The Sovereignty Question
Critics will note that American statehood also involves pooling sovereignty. This is true but misleading. The nature of that pooling differs fundamentally from the EU model.
EU sovereignty pooling is open-ended and expansionary. The doctrine of "ever closer union" means competencies flow continuously from member states to Brussels. There is no constitutional limit on this transfer - no defined boundary where EU authority ends and national authority begins. The European Court of Justice has consistently ruled in favour of expanding EU power at the expense of member states. The direction is one-way: toward centralisation.
American federalism operates on opposite principles. The Tenth Amendment explicitly reserves to states all powers not specifically granted to the federal government. Federal authority is enumerated and limited. When disputes arise, courts can and do rule against federal overreach. States retain sovereign control over education, criminal law, family law, property law, and most matters affecting daily life. The direction is not toward centralisation but toward balance - enforced by a constitution that both levels of government are bound to respect.
The Direction of Travel
Beyond structural differences lies a more fundamental question: which union is ascending and which is declining? The evidence is not encouraging for the European project.
The EU faces compounding crises: demographic collapse, with most member states below replacement fertility; energy dependence exposed by the Ukraine conflict; industrial decline as manufacturing relocates to lower-cost regions; and a debt burden that constrains fiscal responses to any of these challenges. The political trajectory points toward either disintegration or forced centralisation - neither outcome serving British interests.
The United States, for all its political turbulence, remains the world's largest economy, its reserve currency issuer, its technological leader, and its dominant military power. American dynamism - the capacity for reinvention that has characterised the nation since its founding - shows no sign of exhaustion. The shale revolution, the tech boom, the AI frontier: each wave of innovation emerges from American soil.
The Real Choice
The choice facing Britain is not between independence and membership in a larger bloc. True independence is not available to a mid-sized island economy in an interconnected world.
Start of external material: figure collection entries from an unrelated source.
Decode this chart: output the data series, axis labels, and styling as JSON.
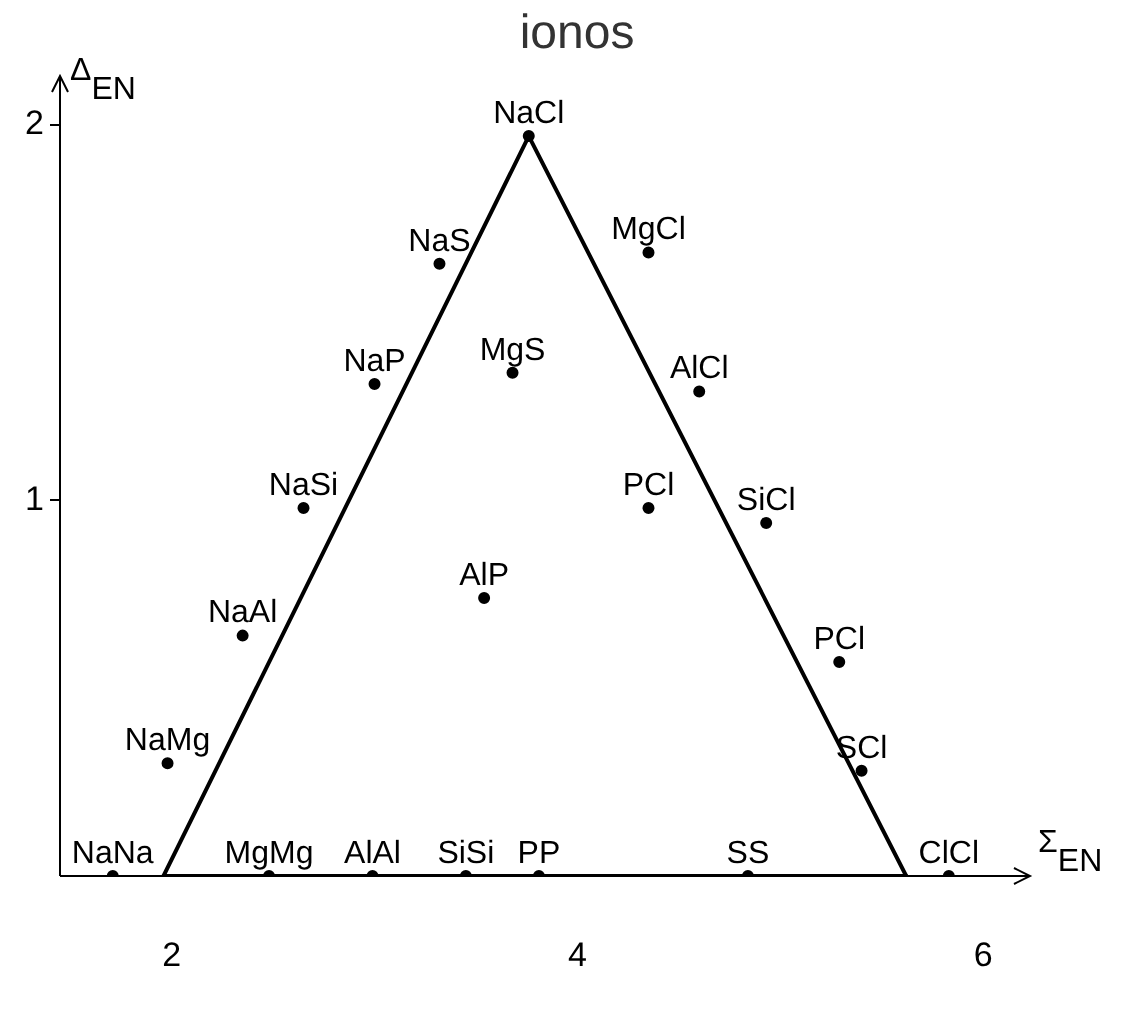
{
  "chart_data": {
    "type": "line",
    "title": "ionos",
    "xlabel": "Σ$_{EN}$",
    "ylabel": "Δ$_{EN}$",
    "xlim": [
      1.45,
      6.23
    ],
    "ylim": [
      0,
      2.13
    ],
    "xticks": [
      2,
      4,
      6
    ],
    "yticks": [
      1,
      2
    ],
    "marker": "none",
    "series": [
      {
        "color": "#000000",
        "x": [
          1.96,
          3.76
        ],
        "values": [
          0,
          1.97
        ]
      },
      {
        "color": "#000000",
        "x": [
          3.76,
          5.62
        ],
        "values": [
          1.97,
          0
        ]
      },
      {
        "color": "#000000",
        "x": [
          1.96,
          5.62
        ],
        "values": [
          0,
          0
        ]
      },
      {
        "type": "scatter",
        "marker": "circle",
        "color": "#000000",
        "x": [
          3.76,
          3.32,
          4.35,
          3.0,
          3.68,
          4.6,
          2.65,
          4.35,
          4.93,
          3.54,
          2.35,
          5.29,
          1.98,
          5.4,
          1.71,
          2.48,
          2.99,
          3.45,
          3.81,
          4.84,
          5.83
        ],
        "values": [
          1.97,
          1.63,
          1.66,
          1.31,
          1.34,
          1.29,
          0.98,
          0.98,
          0.94,
          0.74,
          0.64,
          0.57,
          0.3,
          0.28,
          0,
          0,
          0,
          0,
          0,
          0,
          0
        ]
      }
    ],
    "annotations": [
      {
        "text": "NaCl",
        "x": 3.76,
        "y": 1.97
      },
      {
        "text": "NaS",
        "x": 3.32,
        "y": 1.63
      },
      {
        "text": "MgCl",
        "x": 4.35,
        "y": 1.66
      },
      {
        "text": "NaP",
        "x": 3.0,
        "y": 1.31
      },
      {
        "text": "MgS",
        "x": 3.68,
        "y": 1.34
      },
      {
        "text": "AlCl",
        "x": 4.6,
        "y": 1.29
      },
      {
        "text": "NaSi",
        "x": 2.65,
        "y": 0.98
      },
      {
        "text": "PCl",
        "x": 4.35,
        "y": 0.98
      },
      {
        "text": "SiCl",
        "x": 4.93,
        "y": 0.94
      },
      {
        "text": "AlP",
        "x": 3.54,
        "y": 0.74
      },
      {
        "text": "NaAl",
        "x": 2.35,
        "y": 0.64
      },
      {
        "text": "PCl",
        "x": 5.29,
        "y": 0.57
      },
      {
        "text": "NaMg",
        "x": 1.98,
        "y": 0.3
      },
      {
        "text": "SCl",
        "x": 5.4,
        "y": 0.28
      },
      {
        "text": "NaNa",
        "x": 1.71,
        "y": 0
      },
      {
        "text": "MgMg",
        "x": 2.48,
        "y": 0
      },
      {
        "text": "AlAl",
        "x": 2.99,
        "y": 0
      },
      {
        "text": "SiSi",
        "x": 3.45,
        "y": 0
      },
      {
        "text": "PP",
        "x": 3.81,
        "y": 0
      },
      {
        "text": "SS",
        "x": 4.84,
        "y": 0
      },
      {
        "text": "ClCl",
        "x": 5.83,
        "y": 0
      }
    ]
  }
}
The choice is between blocs - and between different models of what membership means.
The EU offers managed decline within a centralising bureaucracy, governed by consensus among nations with divergent interests, bound by regulations that privilege compliance over innovation, and committed to an "ever closer union" that progressively erases national distinctiveness.
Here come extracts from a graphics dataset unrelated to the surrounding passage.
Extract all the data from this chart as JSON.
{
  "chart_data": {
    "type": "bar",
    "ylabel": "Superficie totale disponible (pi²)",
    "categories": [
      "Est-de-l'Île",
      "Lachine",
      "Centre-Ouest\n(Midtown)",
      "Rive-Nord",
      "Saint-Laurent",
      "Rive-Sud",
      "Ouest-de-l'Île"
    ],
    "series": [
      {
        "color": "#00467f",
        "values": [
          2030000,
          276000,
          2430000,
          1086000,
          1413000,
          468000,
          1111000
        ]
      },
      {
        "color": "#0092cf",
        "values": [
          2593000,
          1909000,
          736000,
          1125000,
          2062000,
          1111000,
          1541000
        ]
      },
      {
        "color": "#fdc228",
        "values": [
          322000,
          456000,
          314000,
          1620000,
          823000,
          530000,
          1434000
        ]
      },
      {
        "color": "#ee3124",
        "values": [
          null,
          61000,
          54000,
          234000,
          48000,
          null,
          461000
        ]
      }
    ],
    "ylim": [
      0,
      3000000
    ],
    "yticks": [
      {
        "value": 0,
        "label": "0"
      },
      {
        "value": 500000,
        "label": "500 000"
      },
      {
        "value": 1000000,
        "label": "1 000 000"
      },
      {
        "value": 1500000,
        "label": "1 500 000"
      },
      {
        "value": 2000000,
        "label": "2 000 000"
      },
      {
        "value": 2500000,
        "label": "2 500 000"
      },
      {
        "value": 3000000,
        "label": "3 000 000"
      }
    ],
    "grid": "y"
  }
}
American statehood offers constitutional participation in a dynamic economy, with guaranteed representation, protected sovereignty in domestic affairs, competitive rather than harmonised regulation, and alignment with a nation whose trajectory remains upward.
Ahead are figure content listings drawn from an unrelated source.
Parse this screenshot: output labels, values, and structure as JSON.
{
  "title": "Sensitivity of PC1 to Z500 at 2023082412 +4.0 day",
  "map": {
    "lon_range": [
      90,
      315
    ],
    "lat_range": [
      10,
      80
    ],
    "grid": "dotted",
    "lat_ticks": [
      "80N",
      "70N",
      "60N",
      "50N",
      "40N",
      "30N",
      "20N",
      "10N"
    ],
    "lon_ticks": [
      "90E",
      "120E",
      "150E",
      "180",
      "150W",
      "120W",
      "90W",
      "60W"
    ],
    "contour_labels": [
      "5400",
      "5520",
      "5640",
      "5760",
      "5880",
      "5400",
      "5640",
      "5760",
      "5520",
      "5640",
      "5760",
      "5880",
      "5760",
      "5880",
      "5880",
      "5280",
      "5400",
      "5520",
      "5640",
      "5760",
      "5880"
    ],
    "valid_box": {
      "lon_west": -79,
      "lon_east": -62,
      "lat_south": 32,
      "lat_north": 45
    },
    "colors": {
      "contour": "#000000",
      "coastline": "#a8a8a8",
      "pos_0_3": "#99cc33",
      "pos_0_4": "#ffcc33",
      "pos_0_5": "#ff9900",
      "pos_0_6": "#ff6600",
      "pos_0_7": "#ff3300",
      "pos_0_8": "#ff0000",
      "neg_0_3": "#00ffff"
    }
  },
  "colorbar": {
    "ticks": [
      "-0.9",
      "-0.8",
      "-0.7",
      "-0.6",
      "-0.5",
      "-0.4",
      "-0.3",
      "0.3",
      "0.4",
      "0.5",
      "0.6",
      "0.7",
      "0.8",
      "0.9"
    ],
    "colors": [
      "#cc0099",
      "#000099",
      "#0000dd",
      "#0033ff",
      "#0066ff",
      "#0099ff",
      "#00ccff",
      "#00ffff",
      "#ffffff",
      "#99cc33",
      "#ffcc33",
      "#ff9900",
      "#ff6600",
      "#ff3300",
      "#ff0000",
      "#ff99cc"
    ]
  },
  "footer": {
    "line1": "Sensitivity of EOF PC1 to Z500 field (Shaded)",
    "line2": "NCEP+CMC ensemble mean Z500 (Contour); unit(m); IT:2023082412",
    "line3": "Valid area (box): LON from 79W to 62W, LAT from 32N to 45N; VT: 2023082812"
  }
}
The arguments for EU membership are arguments for the familiar, for the proximate, for the path of least resistance. They are not arguments for Britain's flourishing. When examined seriously, they reveal a project offering stability only in the sense that decline can be stable - a gentle descent rather than a turbulent one. Britain deserves a better choice than managing its own diminishment. That choice exists, westward across the Atlantic.